# Finding Singular points

1. Apr 19, 2008

### ash4sigh

hi,

given the system ml$$^{2}$$$$\theta''$$+b$$\theta'$$+mglsin($$\theta$$)

how do I find the singular points??

or any system for that matter - trying the isocline method just not working!! tedious..

Last edited: Apr 19, 2008
2. Apr 19, 2008

### HallsofIvy

Staff Emeritus
First that isn't a system, it is a single equation (actually what you wrote isn't even an equation but I assume that was supposed to be "= 0").

Start by writing it as a system of equations: let $\omega= \theta'$ so that $\theta"= \omega'$ and your one equation becomes two first order equations:
$ml^2\omega'+ b\omega+ mglsin(\theta)= 0$ and $\theta'= \omega$ or
$ml^2\omega'= -b\omega- mglsin(\theta)$ and $\theta'= \omega$.

Now "singular points" (or "equilibrium points), points that are single point solutions to the system, are those $(\theta, \omega)$ points where the right hand sides of those equations are 0. (I'm very surprised you didn't know that.)

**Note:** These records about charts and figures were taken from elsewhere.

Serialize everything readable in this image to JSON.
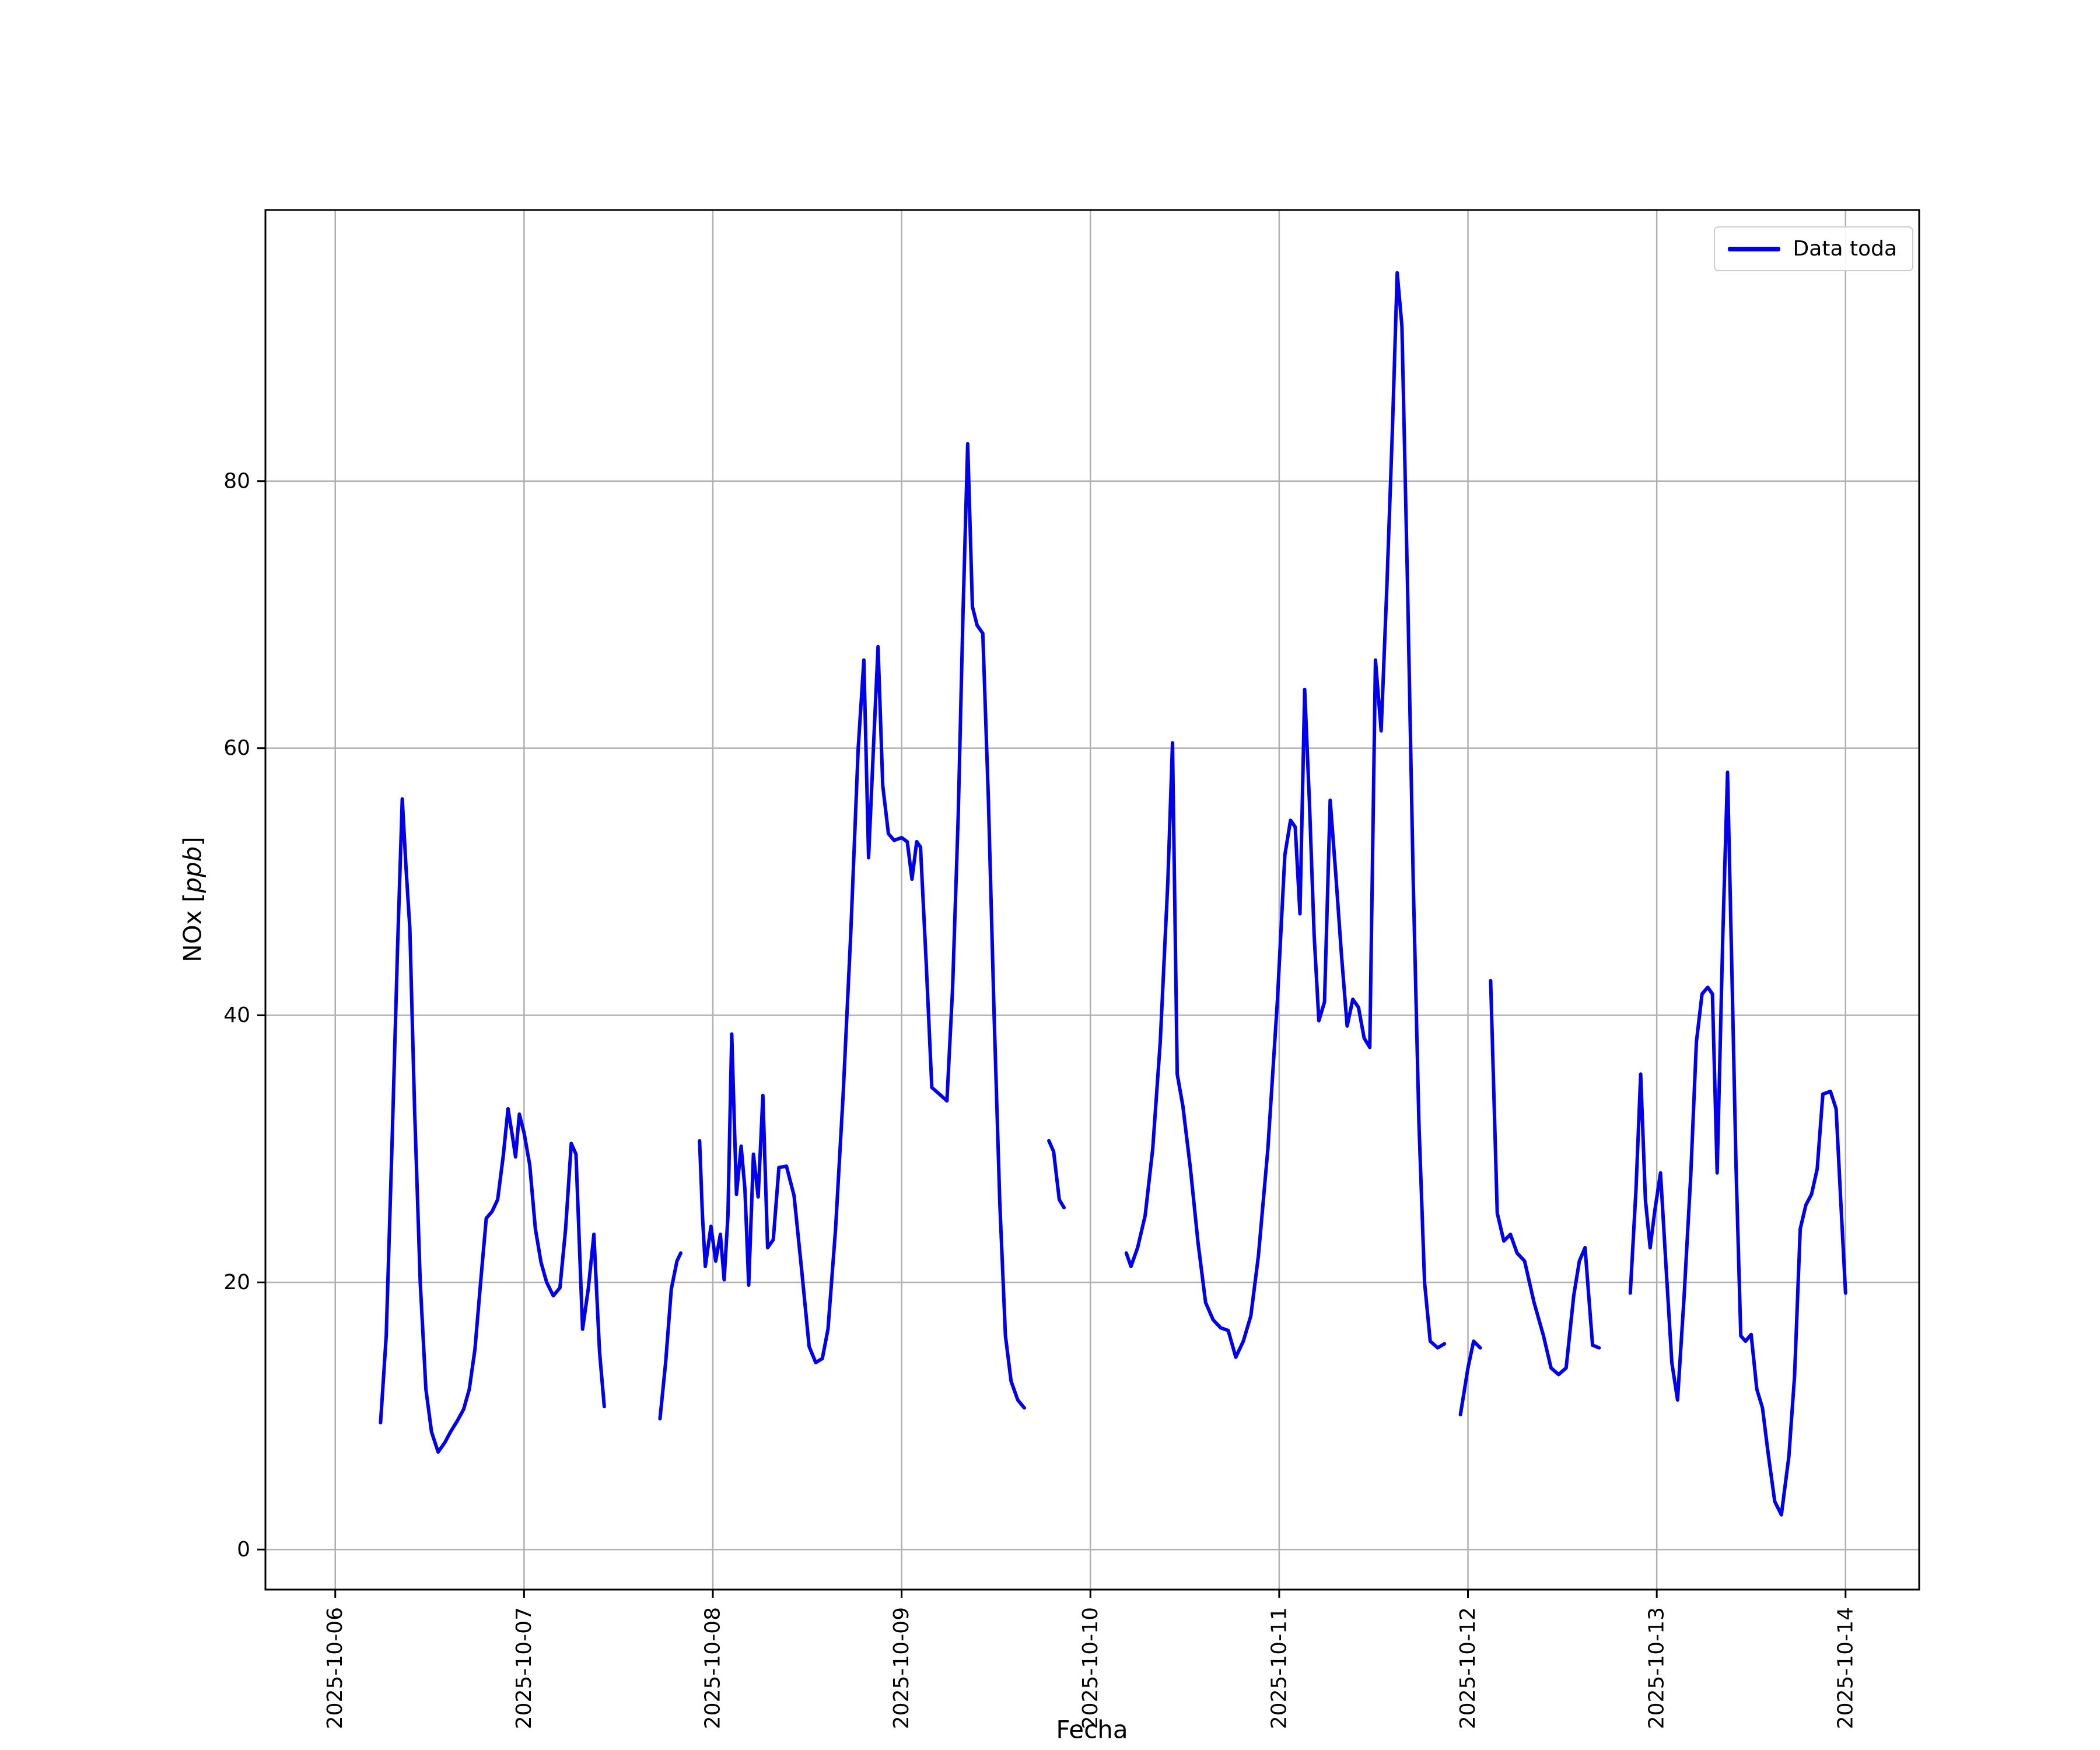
{
  "figure": {
    "background": "#ffffff"
  },
  "chart_data": {
    "type": "line",
    "title": "",
    "xlabel": "Fecha",
    "ylabel": "NOx [ppb]",
    "ylabel_parts": {
      "prefix": "NOx [",
      "italic": "ppb",
      "suffix": "]"
    },
    "legend": {
      "label": "Data toda",
      "position": "upper right"
    },
    "line_color": "#0000ee",
    "grid": true,
    "grid_color": "#b0b0b0",
    "x_unit": "days since 2025-10-06 00:00",
    "xlim": [
      -0.37,
      8.39
    ],
    "ylim": [
      -3,
      100.3
    ],
    "yticks": [
      0,
      20,
      40,
      60,
      80
    ],
    "xticks": [
      {
        "t": 0,
        "label": "2025-10-06"
      },
      {
        "t": 1,
        "label": "2025-10-07"
      },
      {
        "t": 2,
        "label": "2025-10-08"
      },
      {
        "t": 3,
        "label": "2025-10-09"
      },
      {
        "t": 4,
        "label": "2025-10-10"
      },
      {
        "t": 5,
        "label": "2025-10-11"
      },
      {
        "t": 6,
        "label": "2025-10-12"
      },
      {
        "t": 7,
        "label": "2025-10-13"
      },
      {
        "t": 8,
        "label": "2025-10-14"
      }
    ],
    "segments": [
      [
        [
          0.24,
          9.5
        ],
        [
          0.27,
          16
        ],
        [
          0.3,
          30
        ],
        [
          0.33,
          45
        ],
        [
          0.355,
          56.2
        ],
        [
          0.375,
          51
        ],
        [
          0.395,
          46.5
        ],
        [
          0.42,
          33
        ],
        [
          0.45,
          20
        ],
        [
          0.48,
          12
        ],
        [
          0.51,
          8.8
        ],
        [
          0.545,
          7.3
        ],
        [
          0.58,
          8
        ],
        [
          0.61,
          8.8
        ],
        [
          0.645,
          9.6
        ],
        [
          0.68,
          10.5
        ],
        [
          0.71,
          12
        ],
        [
          0.74,
          15
        ],
        [
          0.77,
          20
        ],
        [
          0.8,
          24.8
        ],
        [
          0.83,
          25.3
        ],
        [
          0.86,
          26.2
        ],
        [
          0.89,
          29.5
        ],
        [
          0.915,
          33
        ],
        [
          0.94,
          30.8
        ],
        [
          0.955,
          29.4
        ],
        [
          0.975,
          32.6
        ],
        [
          1.0,
          31.2
        ],
        [
          1.03,
          28.8
        ],
        [
          1.06,
          24
        ],
        [
          1.09,
          21.5
        ],
        [
          1.12,
          20
        ],
        [
          1.155,
          19
        ],
        [
          1.19,
          19.6
        ],
        [
          1.22,
          24
        ],
        [
          1.25,
          30.4
        ],
        [
          1.275,
          29.6
        ],
        [
          1.31,
          16.5
        ],
        [
          1.34,
          19.5
        ],
        [
          1.37,
          23.6
        ],
        [
          1.4,
          14.8
        ],
        [
          1.425,
          10.7
        ]
      ],
      [
        [
          1.72,
          9.8
        ],
        [
          1.75,
          14
        ],
        [
          1.78,
          19.5
        ],
        [
          1.81,
          21.6
        ],
        [
          1.83,
          22.2
        ]
      ],
      [
        [
          1.93,
          30.6
        ],
        [
          1.945,
          25
        ],
        [
          1.96,
          21.2
        ],
        [
          1.99,
          24.2
        ],
        [
          2.015,
          21.6
        ],
        [
          2.04,
          23.6
        ],
        [
          2.06,
          20.2
        ],
        [
          2.08,
          25
        ],
        [
          2.1,
          38.6
        ],
        [
          2.125,
          26.6
        ],
        [
          2.15,
          30.2
        ],
        [
          2.17,
          27
        ],
        [
          2.19,
          19.8
        ],
        [
          2.215,
          29.6
        ],
        [
          2.24,
          26.4
        ],
        [
          2.265,
          34
        ],
        [
          2.29,
          22.6
        ],
        [
          2.32,
          23.2
        ],
        [
          2.35,
          28.6
        ],
        [
          2.39,
          28.7
        ],
        [
          2.43,
          26.5
        ],
        [
          2.47,
          21
        ],
        [
          2.51,
          15.2
        ],
        [
          2.545,
          14
        ],
        [
          2.58,
          14.3
        ],
        [
          2.61,
          16.5
        ],
        [
          2.65,
          24
        ],
        [
          2.69,
          34
        ],
        [
          2.73,
          46
        ],
        [
          2.77,
          60
        ],
        [
          2.8,
          66.6
        ],
        [
          2.825,
          51.8
        ],
        [
          2.85,
          59.8
        ],
        [
          2.875,
          67.6
        ],
        [
          2.9,
          57.2
        ],
        [
          2.93,
          53.6
        ],
        [
          2.96,
          53.1
        ],
        [
          3.0,
          53.3
        ],
        [
          3.03,
          53
        ],
        [
          3.055,
          50.2
        ],
        [
          3.08,
          53
        ],
        [
          3.1,
          52.6
        ],
        [
          3.13,
          44
        ],
        [
          3.16,
          34.6
        ],
        [
          3.2,
          34.1
        ],
        [
          3.24,
          33.6
        ],
        [
          3.27,
          42
        ],
        [
          3.3,
          55
        ],
        [
          3.325,
          70
        ],
        [
          3.35,
          82.8
        ],
        [
          3.375,
          70.6
        ],
        [
          3.4,
          69.2
        ],
        [
          3.43,
          68.6
        ],
        [
          3.46,
          56
        ],
        [
          3.49,
          40
        ],
        [
          3.52,
          26
        ],
        [
          3.55,
          16
        ],
        [
          3.58,
          12.6
        ],
        [
          3.615,
          11.2
        ],
        [
          3.65,
          10.6
        ]
      ],
      [
        [
          3.78,
          30.6
        ],
        [
          3.805,
          29.8
        ],
        [
          3.835,
          26.2
        ],
        [
          3.86,
          25.6
        ]
      ],
      [
        [
          4.19,
          22.2
        ],
        [
          4.215,
          21.2
        ],
        [
          4.25,
          22.6
        ],
        [
          4.29,
          25
        ],
        [
          4.33,
          30
        ],
        [
          4.37,
          38
        ],
        [
          4.41,
          50
        ],
        [
          4.435,
          60.4
        ],
        [
          4.46,
          35.6
        ],
        [
          4.49,
          33.2
        ],
        [
          4.53,
          28.5
        ],
        [
          4.57,
          23
        ],
        [
          4.61,
          18.5
        ],
        [
          4.65,
          17.2
        ],
        [
          4.69,
          16.6
        ],
        [
          4.73,
          16.4
        ],
        [
          4.77,
          14.4
        ],
        [
          4.81,
          15.6
        ],
        [
          4.85,
          17.5
        ],
        [
          4.89,
          22
        ],
        [
          4.94,
          30
        ],
        [
          4.99,
          41
        ],
        [
          5.03,
          52
        ],
        [
          5.06,
          54.6
        ],
        [
          5.085,
          54.1
        ],
        [
          5.11,
          47.6
        ],
        [
          5.135,
          64.4
        ],
        [
          5.16,
          56
        ],
        [
          5.185,
          46
        ],
        [
          5.21,
          39.6
        ],
        [
          5.24,
          41
        ],
        [
          5.27,
          56.1
        ],
        [
          5.3,
          50.5
        ],
        [
          5.33,
          44.5
        ],
        [
          5.36,
          39.2
        ],
        [
          5.39,
          41.2
        ],
        [
          5.42,
          40.6
        ],
        [
          5.45,
          38.3
        ],
        [
          5.48,
          37.6
        ],
        [
          5.51,
          66.6
        ],
        [
          5.54,
          61.3
        ],
        [
          5.57,
          72
        ],
        [
          5.6,
          84
        ],
        [
          5.625,
          95.6
        ],
        [
          5.65,
          91.6
        ],
        [
          5.68,
          72
        ],
        [
          5.71,
          50
        ],
        [
          5.74,
          32
        ],
        [
          5.77,
          20
        ],
        [
          5.8,
          15.6
        ],
        [
          5.84,
          15.1
        ],
        [
          5.875,
          15.4
        ]
      ],
      [
        [
          5.96,
          10.1
        ],
        [
          6.0,
          13.6
        ],
        [
          6.03,
          15.6
        ],
        [
          6.065,
          15.1
        ]
      ],
      [
        [
          6.12,
          42.6
        ],
        [
          6.155,
          25.2
        ],
        [
          6.19,
          23.1
        ],
        [
          6.225,
          23.6
        ],
        [
          6.26,
          22.2
        ],
        [
          6.3,
          21.6
        ],
        [
          6.35,
          18.5
        ],
        [
          6.4,
          16
        ],
        [
          6.44,
          13.6
        ],
        [
          6.48,
          13.1
        ],
        [
          6.52,
          13.6
        ],
        [
          6.56,
          19
        ],
        [
          6.59,
          21.6
        ],
        [
          6.62,
          22.6
        ],
        [
          6.66,
          15.3
        ],
        [
          6.695,
          15.1
        ]
      ],
      [
        [
          6.86,
          19.2
        ],
        [
          6.89,
          27
        ],
        [
          6.915,
          35.6
        ],
        [
          6.94,
          26.2
        ],
        [
          6.965,
          22.6
        ],
        [
          6.99,
          25.4
        ],
        [
          7.02,
          28.2
        ],
        [
          7.05,
          21
        ],
        [
          7.08,
          14
        ],
        [
          7.11,
          11.2
        ],
        [
          7.145,
          19
        ],
        [
          7.18,
          28
        ],
        [
          7.21,
          38
        ],
        [
          7.24,
          41.6
        ],
        [
          7.27,
          42.1
        ],
        [
          7.295,
          41.6
        ],
        [
          7.32,
          28.2
        ],
        [
          7.35,
          46
        ],
        [
          7.375,
          58.2
        ],
        [
          7.4,
          42
        ],
        [
          7.42,
          28.6
        ],
        [
          7.445,
          16
        ],
        [
          7.47,
          15.6
        ],
        [
          7.5,
          16.1
        ],
        [
          7.53,
          12
        ],
        [
          7.56,
          10.6
        ],
        [
          7.59,
          7.2
        ],
        [
          7.625,
          3.6
        ],
        [
          7.66,
          2.6
        ],
        [
          7.7,
          7
        ],
        [
          7.73,
          13
        ],
        [
          7.76,
          24
        ],
        [
          7.79,
          25.8
        ],
        [
          7.82,
          26.6
        ],
        [
          7.85,
          28.5
        ],
        [
          7.88,
          34.1
        ],
        [
          7.92,
          34.3
        ],
        [
          7.95,
          33
        ],
        [
          7.975,
          26
        ],
        [
          8.0,
          19.2
        ]
      ]
    ]
  }
}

In other words, you must solve the pair of equations $b\omega+ mgl sin(\theta)= 0$ and $\omega= 0$. And that, obviously, reduces to solving $\sin(\theta)= 0$.

3. Apr 19, 2008

### ash4sigh

it is a pendulum system - not sure where the second theta came from in the first term though..

so it'll be $(\theta= 0+k\Pi,w=0)$ where k is an integer

thank you very much - I have a million and one questions to ask

the hard part with this one is that I am trying to see it from a phase plane perspective - and visualising where the isoclines converge when you can only draw a couple by hand is tough for a newbie..

thank you for your time, I will be sure to be back.